Con menos pompa la ceremonia volvió a repetirse a las cinco para el ebrio y a las ocho para Trenti. En cada ocasión los policías eran distintos, porque la guardia se renovaba a menudo; la última vez aparecieron disfrazados de piratas. Después de devolver al Prosecretario la corbata, el cinturón, el dinero y todos los recibos, le explicaron que el Comisionado Interventor del Partido Peronista enviado especialmente por el Consejo Superior Unánime lo esperaba en la Municipalidad. Uno de los piratas condujo al prisionero hasta el edificio en cuestión situado a unas dos cuadras de la Comisaría.

Las calles de Colquetá, iluminadas mediante guirnaldas y arcos de bombitas multicolores y adornadas con caricaturas humorísticas de políticos no afectos al régimen y directores de diario exiliados, hablaban elocuentemente de altiva miseria y dulce
jar niente
. La multitud iba y venía empujando con los pies grandes ovillos de serpentinas y papeles también multicolores pero ya sucios y en parte mojados.

Acompañado por el ex Secretario del ex Partido de Oposición Constructiva de la Provincia, el Comisionado Interventor del Partido Peronista en dicha Provincia entró en su despacho; era un árabe bajo vestido de negro, con medias coloradas, paraguas forrado de seda y galera. Se sentó detrás de su escritorio sin quitarse la galera, que en vez de cinta llevaba una coronita de laureles de terciopelo.

—¿De qué está disfrazada Su Excelencia? —preguntó el pirata que había traído a Trenti, haciendo ondular orgullosamente su capa colorada y negra.

—De Noble Inglés, ¿no ve el paraguas?

Y volviéndose hacia Trenti agregó:

—¡Hola, jovencito! Bienvenido. ¿Ya pensó su último deseo?
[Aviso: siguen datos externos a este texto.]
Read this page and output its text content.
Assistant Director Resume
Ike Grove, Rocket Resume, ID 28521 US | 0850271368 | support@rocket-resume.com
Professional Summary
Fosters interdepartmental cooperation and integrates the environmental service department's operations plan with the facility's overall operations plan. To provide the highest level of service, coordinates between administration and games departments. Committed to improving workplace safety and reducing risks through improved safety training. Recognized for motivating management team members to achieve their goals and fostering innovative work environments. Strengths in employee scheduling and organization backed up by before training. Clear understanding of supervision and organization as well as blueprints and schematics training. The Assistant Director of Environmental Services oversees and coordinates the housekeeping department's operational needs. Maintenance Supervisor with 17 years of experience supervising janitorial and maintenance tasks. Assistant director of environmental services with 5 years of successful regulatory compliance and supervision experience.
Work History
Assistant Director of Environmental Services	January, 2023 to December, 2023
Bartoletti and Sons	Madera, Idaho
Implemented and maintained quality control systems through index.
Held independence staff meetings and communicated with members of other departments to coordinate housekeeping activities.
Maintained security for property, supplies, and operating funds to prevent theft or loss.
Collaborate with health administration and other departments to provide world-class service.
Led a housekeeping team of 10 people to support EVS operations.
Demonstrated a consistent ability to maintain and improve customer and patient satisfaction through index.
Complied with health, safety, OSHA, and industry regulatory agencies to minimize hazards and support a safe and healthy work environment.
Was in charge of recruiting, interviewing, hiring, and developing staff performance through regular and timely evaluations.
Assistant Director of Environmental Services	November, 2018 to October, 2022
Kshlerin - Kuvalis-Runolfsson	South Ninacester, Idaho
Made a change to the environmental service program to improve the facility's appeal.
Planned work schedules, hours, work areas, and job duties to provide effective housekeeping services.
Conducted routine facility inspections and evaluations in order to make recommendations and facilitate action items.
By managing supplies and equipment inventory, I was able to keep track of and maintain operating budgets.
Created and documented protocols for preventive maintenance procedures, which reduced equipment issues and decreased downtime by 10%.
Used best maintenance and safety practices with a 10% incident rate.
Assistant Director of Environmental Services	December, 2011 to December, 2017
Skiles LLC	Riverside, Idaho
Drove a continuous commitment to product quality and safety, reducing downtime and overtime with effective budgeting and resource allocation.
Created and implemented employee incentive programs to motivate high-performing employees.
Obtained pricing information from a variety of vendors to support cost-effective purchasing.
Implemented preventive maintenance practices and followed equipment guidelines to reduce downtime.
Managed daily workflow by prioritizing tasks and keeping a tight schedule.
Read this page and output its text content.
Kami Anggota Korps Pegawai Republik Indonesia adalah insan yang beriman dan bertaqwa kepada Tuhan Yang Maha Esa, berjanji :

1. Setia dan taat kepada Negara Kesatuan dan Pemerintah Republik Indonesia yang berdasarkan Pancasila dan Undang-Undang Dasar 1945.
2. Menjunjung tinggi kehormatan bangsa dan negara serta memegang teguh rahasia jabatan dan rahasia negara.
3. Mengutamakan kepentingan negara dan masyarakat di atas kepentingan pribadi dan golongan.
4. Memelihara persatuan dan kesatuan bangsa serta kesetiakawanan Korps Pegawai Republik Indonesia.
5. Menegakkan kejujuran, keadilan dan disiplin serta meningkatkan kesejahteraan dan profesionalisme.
Trenti tenía hambre, dolor de muelas y sueño. Perdido como se sentía entre desconocidos de intenciones impenetrables, su único deseo por el momento era abrazar a su viejo amigo el ex Secretario, abandonándose a su protección; pero éste lo contuvo diciéndole:

—Nada de sentimentalismos, por favor. Después de todo, si ha accedido a colaborar con nosotros en una de las páginas de historia más hermosas, más fervorosas de la Provincia, no es el momento de personalizar sentimientos tan universales como el patriotismo. Usted, yo, cualquier otro podría haber sido el elegido. Frente a la majestad de una Nación, ¿qué es, qué vale la masa anónima que la compone? Cero, ni más ni menos que cero.

Y se retiró al otro extremo del despacho, donde inmediatamente se dedicó, con un interés al parecer absorbente, a examinar una colección de sables idénticos, que pendían sobre una panoplia longitudinal de paño todo comido por la polilla.

—Como sugiere su amigo el ex Secretario —intervino el Comisionado con un relámpago de picardía en los ojos— ¿quién de nosotros no se ha sentido alguna vez consumir por el fuego del patriotismo? ¡Ja, ja! Ahora lo atenderá el médico.

Y a continuación agitó una campanilla de plata suspendida de un patíbulo en miniatura sobre el escritorio. Trenti coligió que se habían percatado de su dolor de muelas. Entró un joven practicante bizco, vestido de Maharaja Hindú, con una valijita de primeros auxilios.

—Eso es lo que se llama un disfraz —dijo el Comisionado con admiración—. Lo felicito sinceramente, amigo. Una joya, una joyita.

Frente a la panoplia, el ex Secretario lanzó un silbido de admiración, mientras descolgaba uno de los sables para estudiarlo mejor.

—Me duele mucho esta muela de arriba —trató de explicarle Trenti al practicante.

Y se metió el dedo en la boca, señalándole el lugar que le dolía. Sin preocuparse por el diente, el practicante le levantó los párpados con el pulgar, uno tras otro, y con un martillito de goma le golpeó diversas partes del cuerpo, para observar sus reacciones; luego le ordenó que se quitara el saco y se arremangara la camisa. Con el faldón de su indumento de seda limpió someramente una aguja hipodérmica que extrajo de la valijita y procedió a llenar el recipiente de vidrio correspondiente con un líquido violáceo que parecía tintura de yodo. Acercando a su boca el brazo desnudo de Trenti, le lamió un poco el bíceps para lavarlo con la saliva, y le aplicó la inyección. A continuación le revisó distraídamente la región hepática con el estetoscopio.